Although the recent G8 Camp David Declaration highlights the importance of better policies on energy and climate change, the fact remains that the United States and other major economies continue to miss opportunities to reshape those policies in ways that would promote national competitiveness while simultaneously enhancing environmental sustainability. The biggest shortcoming in U.S. policy is the continued inability to signal to other governments and the private sector that, in the future, carbon energy will have to pay for its environmental and social costs. The drift and uncertainty in federal law robs U.S. companies of the clear policy roadmap that they need to make significant new investments in energy efficient and climate-friendly technologies. We hope that after the 2012 elections, the President and Congress will take steps to establish a long-term energy strategy that provides incentives to drive innovation and enhance economic growth while boosting U.S. competitiveness, advancing needed job creation, and achieving energy security.

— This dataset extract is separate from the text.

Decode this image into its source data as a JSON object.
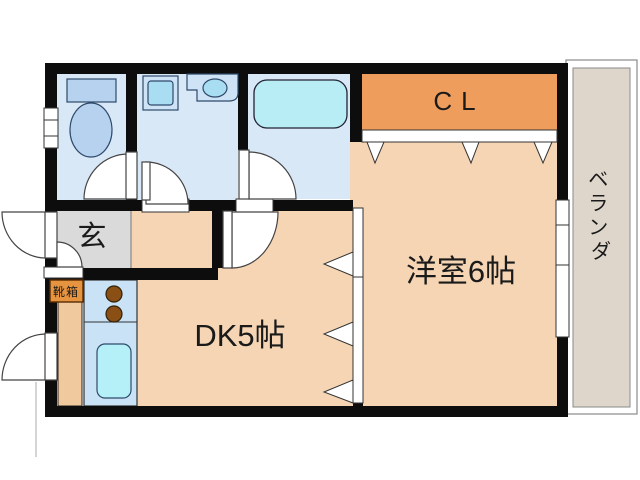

A successful energy policy needs to be part of an overall competitiveness strategy. Such a strategy would involve all of the key components of competitiveness including public infrastructure, education, training, critical technology, manufacturing, saving and investment, trade, immigration, and corporate governance.1 Unfortunately, however, for over a decade, federal policies in these key areas have been, at best, suboptimal, and, more typically, chaotic or counterproductive. As a result, the U.S. economy vastly underperforms its potential.